Когда отец чувствовал, что я страдаю, он проделывал отвлекающий маневр. Начинал цитировать все, что запомнил из мировой литературы, изыскивал какую-нибудь лазейку для юмора. Я помогала ему и старалась улыбаться.
Он позволял ухаживать за собой, как за ребенком. Я водила его в душ и делала ему втирания. В ванной он просил, чтобы под конец его обильно окатили холодной водой. Раньше он всегда заканчивал процедуру холодным душем. Если я медлила, боясь, что он может простудиться, он выхватывал у меня рожок и обливал себя. При этом действовал так неловко, что я всякий раз оказывалась под дождем.
Брить его надо было непременно лезвием. Электробритва не годилась. Сестре это надоело. Он спросил меня, не желаю ли я быть его брадобреем, словно речь шла о высшем отличии. Но мне стоило немалых усилий оправдывать такую честь. Он хотел, чтобы кожа была идеально гладкой, и постоянно ощупывал ее дрожащей, покрытой старческими веснушками рукой. Затем требовалось протереть лицо горячим полотенцем и тут же смазать кремом. На всю процедуру у меня уходило не меньше часа. Когда я спрашивала: «Ну, теперь ты доволен?» Он проводил рукой по лицу и говорил: «Я хочу быть гладко выбритым».
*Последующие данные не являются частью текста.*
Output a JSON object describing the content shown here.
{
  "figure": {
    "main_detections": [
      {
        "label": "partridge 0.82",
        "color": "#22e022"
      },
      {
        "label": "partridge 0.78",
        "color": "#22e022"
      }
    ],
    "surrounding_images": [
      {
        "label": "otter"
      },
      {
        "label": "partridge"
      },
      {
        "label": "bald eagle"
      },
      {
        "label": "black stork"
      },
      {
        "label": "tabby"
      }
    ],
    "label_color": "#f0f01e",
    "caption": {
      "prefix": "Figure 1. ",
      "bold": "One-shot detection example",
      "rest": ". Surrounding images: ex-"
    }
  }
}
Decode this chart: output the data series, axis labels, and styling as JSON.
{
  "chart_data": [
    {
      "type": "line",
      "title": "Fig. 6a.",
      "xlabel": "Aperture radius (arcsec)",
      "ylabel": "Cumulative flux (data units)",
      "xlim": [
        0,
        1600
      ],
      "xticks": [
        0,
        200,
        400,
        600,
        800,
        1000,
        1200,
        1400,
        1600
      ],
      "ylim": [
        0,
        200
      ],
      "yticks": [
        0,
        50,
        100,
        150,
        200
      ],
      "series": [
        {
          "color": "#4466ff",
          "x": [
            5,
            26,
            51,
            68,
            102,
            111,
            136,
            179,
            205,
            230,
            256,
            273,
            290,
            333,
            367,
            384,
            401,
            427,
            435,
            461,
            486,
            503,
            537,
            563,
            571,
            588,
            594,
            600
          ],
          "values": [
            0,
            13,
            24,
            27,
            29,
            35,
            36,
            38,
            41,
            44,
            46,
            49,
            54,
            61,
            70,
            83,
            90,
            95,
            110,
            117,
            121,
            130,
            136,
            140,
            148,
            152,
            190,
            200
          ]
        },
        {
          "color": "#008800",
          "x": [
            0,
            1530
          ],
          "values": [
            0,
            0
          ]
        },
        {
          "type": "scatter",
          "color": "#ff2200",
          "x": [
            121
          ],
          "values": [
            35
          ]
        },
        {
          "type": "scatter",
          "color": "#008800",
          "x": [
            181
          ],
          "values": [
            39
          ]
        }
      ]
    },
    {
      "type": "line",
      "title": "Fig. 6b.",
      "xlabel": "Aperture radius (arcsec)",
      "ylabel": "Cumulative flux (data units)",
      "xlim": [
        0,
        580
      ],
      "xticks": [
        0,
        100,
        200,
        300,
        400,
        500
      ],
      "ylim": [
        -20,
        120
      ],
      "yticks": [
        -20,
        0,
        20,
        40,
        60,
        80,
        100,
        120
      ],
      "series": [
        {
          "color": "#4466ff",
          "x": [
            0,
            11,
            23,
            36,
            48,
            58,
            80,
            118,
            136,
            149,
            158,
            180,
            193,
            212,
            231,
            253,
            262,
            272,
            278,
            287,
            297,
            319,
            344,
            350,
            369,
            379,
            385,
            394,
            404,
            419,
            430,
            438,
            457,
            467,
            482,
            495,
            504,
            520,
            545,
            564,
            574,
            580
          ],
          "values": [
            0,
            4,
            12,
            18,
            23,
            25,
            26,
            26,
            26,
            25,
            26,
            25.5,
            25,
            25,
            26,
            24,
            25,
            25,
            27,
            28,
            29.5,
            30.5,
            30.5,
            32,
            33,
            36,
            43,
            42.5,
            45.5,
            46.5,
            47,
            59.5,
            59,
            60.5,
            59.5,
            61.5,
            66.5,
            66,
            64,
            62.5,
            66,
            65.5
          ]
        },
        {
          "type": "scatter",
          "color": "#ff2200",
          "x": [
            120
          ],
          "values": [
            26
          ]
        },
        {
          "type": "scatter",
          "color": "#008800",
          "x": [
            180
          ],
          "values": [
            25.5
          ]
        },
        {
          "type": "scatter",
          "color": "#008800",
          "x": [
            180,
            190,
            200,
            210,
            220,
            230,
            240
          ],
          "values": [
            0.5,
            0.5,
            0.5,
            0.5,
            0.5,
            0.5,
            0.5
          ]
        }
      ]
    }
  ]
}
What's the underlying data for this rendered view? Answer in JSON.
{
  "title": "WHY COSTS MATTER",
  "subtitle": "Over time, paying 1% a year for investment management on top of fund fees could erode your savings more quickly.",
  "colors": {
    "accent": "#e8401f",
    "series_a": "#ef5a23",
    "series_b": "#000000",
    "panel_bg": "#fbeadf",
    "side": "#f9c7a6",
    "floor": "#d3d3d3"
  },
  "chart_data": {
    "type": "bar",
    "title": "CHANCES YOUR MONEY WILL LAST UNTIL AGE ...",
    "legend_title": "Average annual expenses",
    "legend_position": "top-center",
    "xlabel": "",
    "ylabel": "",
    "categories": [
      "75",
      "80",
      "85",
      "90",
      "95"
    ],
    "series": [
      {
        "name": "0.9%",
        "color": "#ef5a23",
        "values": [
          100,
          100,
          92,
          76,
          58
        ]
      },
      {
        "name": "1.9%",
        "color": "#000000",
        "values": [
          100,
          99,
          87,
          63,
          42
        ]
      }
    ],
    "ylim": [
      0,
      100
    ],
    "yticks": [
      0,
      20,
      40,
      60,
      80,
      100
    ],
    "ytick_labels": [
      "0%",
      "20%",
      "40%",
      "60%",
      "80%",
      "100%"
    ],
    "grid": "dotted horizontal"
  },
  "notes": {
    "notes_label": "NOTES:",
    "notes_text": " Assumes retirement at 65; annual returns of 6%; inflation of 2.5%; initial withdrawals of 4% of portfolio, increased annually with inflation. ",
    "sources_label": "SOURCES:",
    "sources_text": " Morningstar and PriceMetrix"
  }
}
Чтобы не порезать его, споткнувшись бритвой о морщины, я растягивала кожу пальцами. Складки становились белыми бороздками, но до последнего часа это были красивые линии. Я выстригала ему волосы из ноздрей и ушных раковин. Приходилось наносить много крема. Ему нравился сильный аромат. Мне кажется, он уже не чувствовал запахов, поскольку требовал все новых умащений.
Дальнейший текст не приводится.